1. 執行猶予?
岡根弁護士のぼやき論壇

執行猶予?

とある新聞に次のような記事が載っていた。

「法務省は3日、懲役や禁錮刑の一部を執行した後に残りを猶予する「一部執行猶予制度」の創設を盛り込んだ刑法改正案など関連法案を次期臨時国会に提出する方針を固めた。
 一部執行猶予制度は、実刑と執行猶予の間の中間的な処遇として導入する。刑務所に初めて入る人のほか、3年以下の懲役や禁錮の判決を受ける薬物使用者に適用することを想定している。同省は、出所後も保護観察を続けて社会の中で受刑者の更生を図ることで、再犯防止を期待している。」

結局、「中間」といっても、宣告される側は、明らかに「実刑」なわけで、刑期の一部についてのみ執行猶予扱いになるに過ぎない。

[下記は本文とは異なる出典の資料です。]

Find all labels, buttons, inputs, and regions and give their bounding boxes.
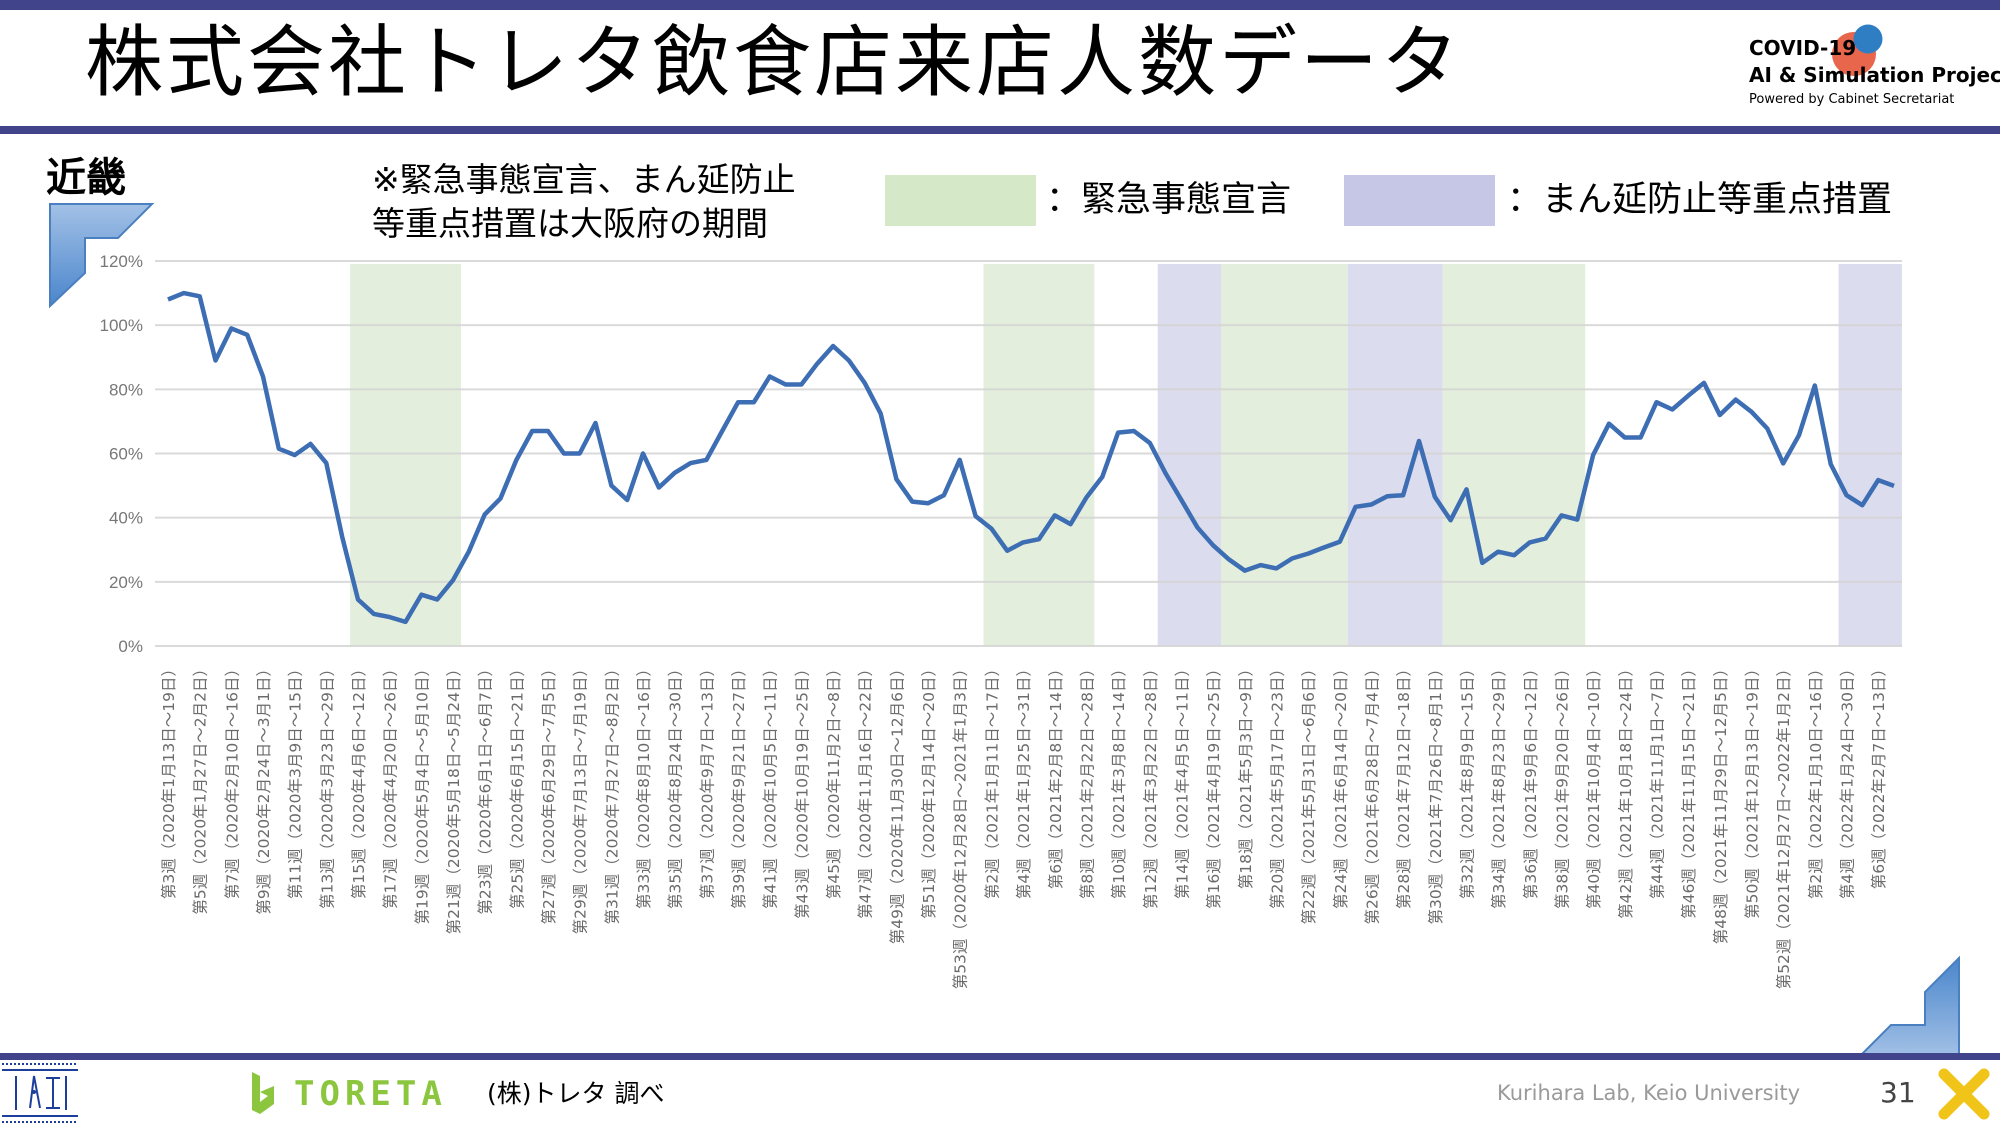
toreta-chair-icon (252, 1072, 274, 1114)
x-tick-label: 第16週（2021年4月19日～25日） (1205, 661, 1223, 909)
crossed-pens-logo-icon (1938, 1068, 1990, 1120)
legend-label-emergency: ：緊急事態宣言 (1046, 180, 1292, 220)
y-tick-label: 20% (109, 573, 143, 592)
logo-line-1: COVID-19 (1749, 36, 1857, 60)
x-tick-label: 第28週（2021年7月12日～18日） (1395, 661, 1413, 909)
x-tick-label: 第46週（2021年11月15日～21日） (1680, 661, 1698, 919)
title-underline-bar (0, 126, 2000, 134)
x-tick-label: 第42週（2021年10月18日～24日） (1617, 661, 1635, 919)
lab-credit: Kurihara Lab, Keio University (1497, 1081, 1801, 1105)
x-tick-label: 第22週（2021年5月31日～6月6日） (1300, 661, 1318, 924)
page-title: 株式会社トレタ飲食店来店人数データ (85, 18, 1463, 108)
x-tick-label: 第10週（2021年3月8日～14日） (1110, 661, 1128, 899)
x-tick-label: 第2週（2022年1月10日～16日） (1807, 661, 1825, 899)
band-priority (1347, 264, 1443, 646)
x-tick-label: 第39週（2020年9月21日～27日） (730, 661, 748, 909)
x-tick-label: 第29週（2020年7月13日～7月19日） (572, 661, 590, 934)
x-tick-label: 第47週（2020年11月16日～22日） (857, 661, 875, 919)
x-tick-label: 第6週（2022年2月7日～13日） (1870, 661, 1888, 889)
x-tick-label: 第36週（2021年9月6日～12日） (1522, 661, 1540, 899)
x-tick-label: 第49週（2020年11月30日～12月6日） (888, 661, 906, 944)
x-tick-label: 第20週（2021年5月17日～23日） (1268, 661, 1286, 909)
x-tick-label: 第14週（2021年4月5日～11日） (1173, 661, 1191, 899)
y-tick-label: 0% (118, 637, 143, 656)
university-logo-icon (2, 1063, 78, 1123)
legend-swatch-emergency (885, 175, 1036, 226)
x-tick-label: 第33週（2020年8月10日～16日） (635, 661, 653, 909)
x-tick-label: 第21週（2020年5月18日～5月24日） (445, 661, 463, 934)
x-tick-label: 第30週（2021年7月26日～8月1日） (1427, 661, 1445, 924)
x-tick-label: 第37週（2020年9月7日～13日） (698, 661, 716, 899)
x-tick-label: 第43週（2020年10月19日～25日） (793, 661, 811, 919)
x-tick-label: 第6週（2021年2月8日～14日） (1047, 661, 1065, 889)
x-tick-label: 第17週（2020年4月20日～26日） (382, 661, 400, 909)
x-tick-label: 第44週（2021年11月1日～7日） (1648, 661, 1666, 899)
x-tick-label: 第34週（2021年8月23日～29日） (1490, 661, 1508, 909)
x-tick-label: 第5週（2020年1月27日～2月2日） (192, 661, 210, 915)
x-tick-label: 第48週（2021年11月29日～12月5日） (1712, 661, 1730, 944)
corner-decoration-bottom-right (1855, 955, 1960, 1059)
x-tick-label: 第12週（2021年3月22日～28日） (1142, 661, 1160, 909)
x-tick-label: 第2週（2021年1月11日～17日） (983, 661, 1001, 899)
x-tick-label: 第3週（2020年1月13日～19日） (160, 661, 178, 899)
y-tick-label: 40% (109, 509, 143, 528)
page-number: 31 (1880, 1076, 1916, 1109)
band-emergency (1442, 264, 1586, 646)
top-bar (0, 0, 2000, 10)
x-tick-label: 第4週（2022年1月24日～30日） (1838, 661, 1856, 899)
x-tick-label: 第15週（2020年4月6日～12日） (350, 661, 368, 899)
x-tick-label: 第40週（2021年10月4日～10日） (1585, 661, 1603, 909)
band-emergency (1221, 264, 1348, 646)
y-tick-label: 80% (109, 380, 143, 399)
data-source: (株)トレタ 調べ (487, 1079, 665, 1108)
y-tick-label: 120% (100, 252, 143, 271)
x-tick-label: 第53週（2020年12月28日～2021年1月3日） (952, 661, 970, 989)
legend-label-priority: ：まん延防止等重点措置 (1507, 180, 1893, 220)
x-tick-label: 第45週（2020年11月2日～8日） (825, 661, 843, 899)
legend-swatch-priority (1344, 175, 1495, 226)
band-priority (1157, 264, 1222, 646)
x-tick-label: 第32週（2021年8月9日～15日） (1458, 661, 1476, 899)
x-tick-label: 第38週（2021年9月20日～26日） (1553, 661, 1571, 909)
note-line-2: 等重点措置は大阪府の期間 (372, 204, 768, 243)
x-tick-label: 第41週（2020年10月5日～11日） (762, 661, 780, 909)
x-tick-label: 第19週（2020年5月4日～5月10日） (413, 661, 431, 924)
x-tick-label: 第9週（2020年2月24日～3月1日） (255, 661, 273, 915)
corner-decoration-top-left (49, 203, 155, 309)
x-tick-label: 第26週（2021年6月28日～7月4日） (1363, 661, 1381, 924)
x-tick-label: 第25週（2020年6月15日～21日） (508, 661, 526, 909)
x-tick-label: 第51週（2020年12月14日～20日） (920, 661, 938, 919)
band-priority (1838, 264, 1902, 646)
x-tick-label: 第13週（2020年3月23日～29日） (318, 661, 336, 909)
period-note: ※緊急事態宣言、まん延防止 等重点措置は大阪府の期間 (372, 158, 796, 246)
y-tick-label: 100% (100, 316, 143, 335)
logo-line-3: Powered by Cabinet Secretariat (1749, 92, 1955, 107)
x-tick-label: 第11週（2020年3月9日～15日） (287, 661, 305, 899)
x-tick-label: 第27週（2020年6月29日～7月5日） (540, 661, 558, 924)
footer-bar (0, 1053, 2000, 1060)
x-tick-label: 第23週（2020年6月1日～6月7日） (477, 661, 495, 915)
toreta-logo: TORETA (294, 1074, 447, 1114)
logo-line-2: AI & Simulation Project (1749, 63, 2000, 87)
logo-circles-icon (1832, 24, 1883, 76)
x-tick-label: 第24週（2021年6月14日～20日） (1332, 661, 1350, 909)
band-emergency (983, 264, 1095, 646)
region-label: 近畿 (46, 155, 126, 201)
x-tick-label: 第31週（2020年7月27日～8月2日） (603, 661, 621, 924)
x-tick-label: 第4週（2021年1月25日～31日） (1015, 661, 1033, 899)
x-tick-label: 第50週（2021年12月13日～19日） (1743, 661, 1761, 919)
x-tick-label: 第18週（2021年5月3日～9日） (1237, 661, 1255, 889)
note-line-1: ※緊急事態宣言、まん延防止 (372, 160, 796, 199)
x-tick-label: 第35週（2020年8月24日～30日） (667, 661, 685, 909)
x-tick-label: 第7週（2020年2月10日～16日） (223, 661, 241, 899)
x-tick-label: 第8週（2021年2月22日～28日） (1078, 661, 1096, 899)
series-line-visitors (167, 290, 1895, 625)
y-tick-label: 60% (109, 445, 143, 464)
x-tick-label: 第52週（2021年12月27日～2022年1月2日） (1775, 661, 1793, 989)
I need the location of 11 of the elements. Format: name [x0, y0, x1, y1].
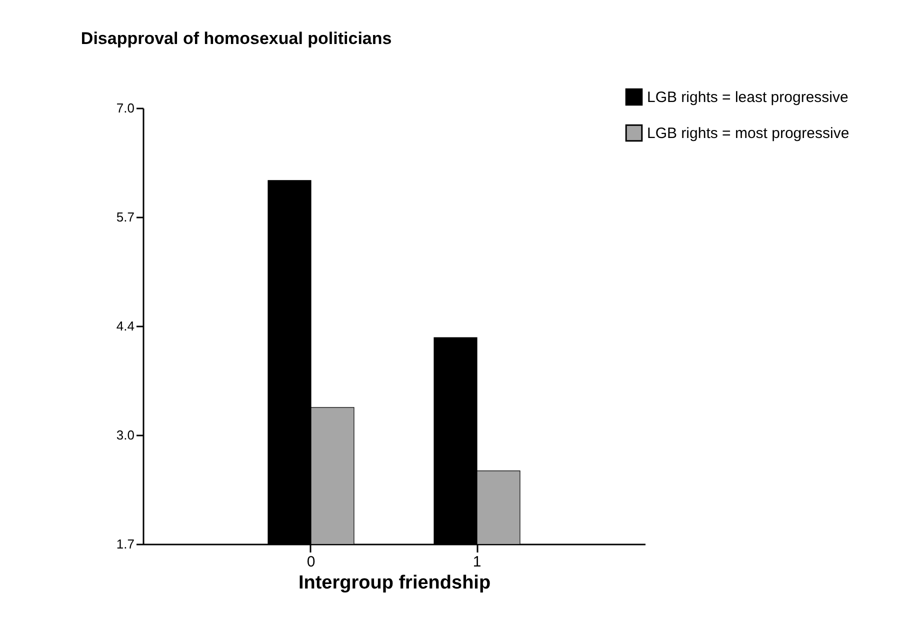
y-tick-label: 5.7 [116, 210, 134, 224]
legend-label: LGB rights = least progressive [647, 89, 848, 106]
legend-label: LGB rights = most progressive [647, 125, 850, 142]
x-tick-label: 0 [306, 554, 316, 570]
x-axis-title: Intergroup friendship [298, 572, 491, 594]
y-tick-label: 7.0 [116, 100, 134, 116]
chart-title: Disapproval of homosexual politicians [80, 29, 392, 48]
y-tick-label: 4.4 [116, 318, 134, 334]
y-tick-label: 1.7 [116, 536, 134, 552]
x-tick-label: 1 [472, 554, 482, 570]
y-tick-label: 3.0 [116, 428, 134, 442]
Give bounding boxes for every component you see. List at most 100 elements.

心配するのは、これまでなら執行猶予が付いていた人について、刑期の一部については「実刑」として刑務所でのお勤めをしなければならないというケースが増えないだろうか、ということだ。

「即決裁判」(あまり利用はないようだが)ができたおかげで、これまでなら起訴猶予になっていた人が、執行猶予付きではあっても有罪として「前科」がつくようになってしまっているのではないか、という感じの、判決版という気がしてならない。

あまり好ましい制度とは思われない。